Imagerie moléculaire pour l’étude des répercussions pharmacocinétiques des transporteurs hépatiques par Solène MARIE (AP-HP. Université Paris-Saclay, Hôpital Bicêtre, Pharmacie Clinique, Le Kremlin Bicêtre)

Pourquoi deux patients sous le même médicament peuvent-ils réagir différemment ? Une partie de la réponse se joue dans le foie, où des transporteurs membranaires, comme les OATP (Organic Anion Transporting Polypeptides), influencent la distribution, l’élimination et parfois la toxicité des traitements.
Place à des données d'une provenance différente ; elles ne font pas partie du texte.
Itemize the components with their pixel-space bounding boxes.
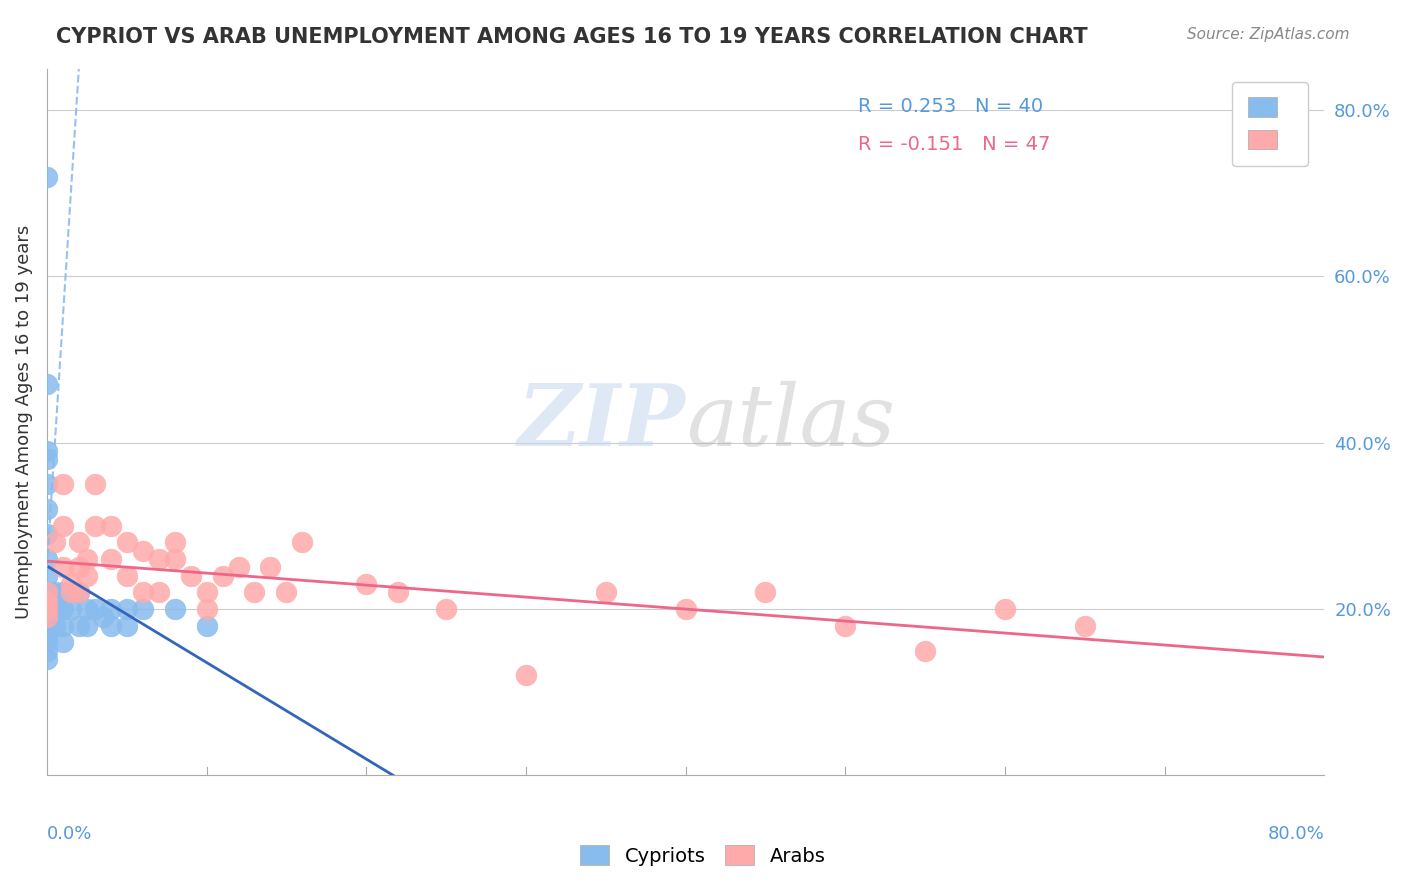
Point	[356, 577, 378, 591]
Point	[35, 602, 58, 616]
Text: Source: ZipAtlas.com: Source: ZipAtlas.com	[1187, 27, 1350, 42]
Text: CYPRIOT VS ARAB UNEMPLOYMENT AMONG AGES 16 TO 19 YEARS CORRELATION CHART: CYPRIOT VS ARAB UNEMPLOYMENT AMONG AGES …	[56, 27, 1088, 46]
Point	[100, 518, 122, 533]
Point	[76, 552, 98, 566]
Point	[834, 618, 856, 632]
Point	[52, 618, 75, 632]
Point	[131, 602, 153, 616]
Point	[100, 552, 122, 566]
Text: R = 0.253   N = 40: R = 0.253 N = 40	[858, 97, 1043, 116]
Point	[754, 585, 776, 599]
Point	[148, 552, 170, 566]
Point	[67, 560, 90, 574]
Point	[59, 577, 82, 591]
Point	[59, 602, 82, 616]
Point	[83, 518, 105, 533]
Point	[91, 610, 114, 624]
Point	[163, 552, 186, 566]
Point	[67, 585, 90, 599]
Point	[35, 627, 58, 641]
Point	[115, 602, 138, 616]
Point	[35, 610, 58, 624]
Point	[76, 568, 98, 582]
Text: R = -0.151   N = 47: R = -0.151 N = 47	[858, 135, 1050, 153]
Point	[35, 635, 58, 649]
Legend: , : ,	[1233, 82, 1309, 166]
Text: 80.0%: 80.0%	[1268, 825, 1324, 843]
Point	[35, 444, 58, 458]
Point	[76, 618, 98, 632]
Point	[52, 518, 75, 533]
Point	[83, 477, 105, 491]
Point	[35, 585, 58, 599]
Point	[195, 585, 218, 599]
Point	[115, 568, 138, 582]
Point	[131, 585, 153, 599]
Point	[35, 527, 58, 541]
Point	[52, 602, 75, 616]
Point	[276, 585, 298, 599]
Point	[195, 602, 218, 616]
Point	[35, 568, 58, 582]
Point	[148, 585, 170, 599]
Point	[83, 602, 105, 616]
Point	[259, 560, 281, 574]
Y-axis label: Unemployment Among Ages 16 to 19 years: Unemployment Among Ages 16 to 19 years	[15, 225, 32, 619]
Point	[59, 585, 82, 599]
Point	[387, 585, 409, 599]
Point	[100, 618, 122, 632]
Point	[44, 585, 66, 599]
Point	[67, 535, 90, 549]
Point	[434, 602, 457, 616]
Point	[675, 602, 697, 616]
Point	[595, 585, 617, 599]
Point	[515, 668, 537, 682]
Point	[35, 585, 58, 599]
Point	[211, 568, 233, 582]
Point	[35, 610, 58, 624]
Point	[100, 602, 122, 616]
Point	[35, 643, 58, 657]
Point	[44, 602, 66, 616]
Point	[35, 652, 58, 666]
Point	[44, 535, 66, 549]
Text: 0.0%: 0.0%	[46, 825, 93, 843]
Point	[35, 502, 58, 516]
Point	[35, 477, 58, 491]
Point	[914, 643, 936, 657]
Point	[163, 535, 186, 549]
Point	[35, 169, 58, 184]
Point	[195, 618, 218, 632]
Point	[115, 535, 138, 549]
Point	[35, 602, 58, 616]
Text: atlas: atlas	[686, 381, 894, 463]
Point	[1074, 618, 1097, 632]
Point	[163, 602, 186, 616]
Text: ZIP: ZIP	[517, 380, 686, 464]
Point	[35, 618, 58, 632]
Point	[243, 585, 266, 599]
Point	[35, 377, 58, 392]
Point	[52, 560, 75, 574]
Point	[67, 618, 90, 632]
Point	[35, 452, 58, 467]
Point	[35, 552, 58, 566]
Point	[115, 618, 138, 632]
Point	[52, 635, 75, 649]
Point	[35, 593, 58, 607]
Point	[180, 568, 202, 582]
Point	[291, 535, 314, 549]
Point	[131, 543, 153, 558]
Point	[67, 585, 90, 599]
Point	[35, 602, 58, 616]
Point	[228, 560, 250, 574]
Point	[35, 585, 58, 599]
Point	[76, 602, 98, 616]
Point	[52, 477, 75, 491]
Point	[44, 618, 66, 632]
Point	[52, 585, 75, 599]
Legend: Cypriots, Arabs: Cypriots, Arabs	[572, 838, 834, 873]
Point	[994, 602, 1017, 616]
Anticiper la variabilité pourrait aider à optimiser les doses dans les populations cibles.

Pour mieux comprendre ce phénomène, le Dr Solène Marie a exploré une voie originale : l’imagerie TEP (Tomographie par Émission de Positons) avec un traceur spécifique, le glyburide marqué au ¹¹C, permettant de visualiser en temps réel la captation hépatique du médicament chez l’humain.

L’étude IsotoPK : observer le foie en action

Dans une étude clinique menée chez des volontaires sains (hommes et femmes de plus de 50 ans & hommes de moins de 30 ans), les chercheurs ont comparé l’absorption hépatique du glyburide, avec ou sans administration de rifampicine (un inhibiteur des OATP).

Résultats :

– La captation hépatique varie selon le sexe, avec une exposition hépatique potentiellement plus importante chez les femmes, non détectable à partir des données plasmatiques, ce qui peut masquer des différences cliniquement pertinentes.

– L’âge, en revanche, n’influence que très peu la cinétique hépatique du médicament,

Quels enseignements pour la pratique médicale ?

– Les OATP jouent un rôle central dans la distribution hépatique de nombreux médicaments.

– Une variabilité d’activité selon le sexe pourrait expliquer certaines toxicités hépatiques plus fréquentes chez les femmes.

– L’imagerie moléculaire ouvre la voie à une personnalisation des doses et à une meilleure anticipation des effets indésirables.

Conclusion

Grâce à cette approche innovante, non invasive et directement transposable à l’humain, il devient possible d’accéder à une pharmacocinétique “tissulaire” plus fine que les simples dosages plasmatiques. Une avancée prometteuse pour une médecine plus sûre et mieux ciblée.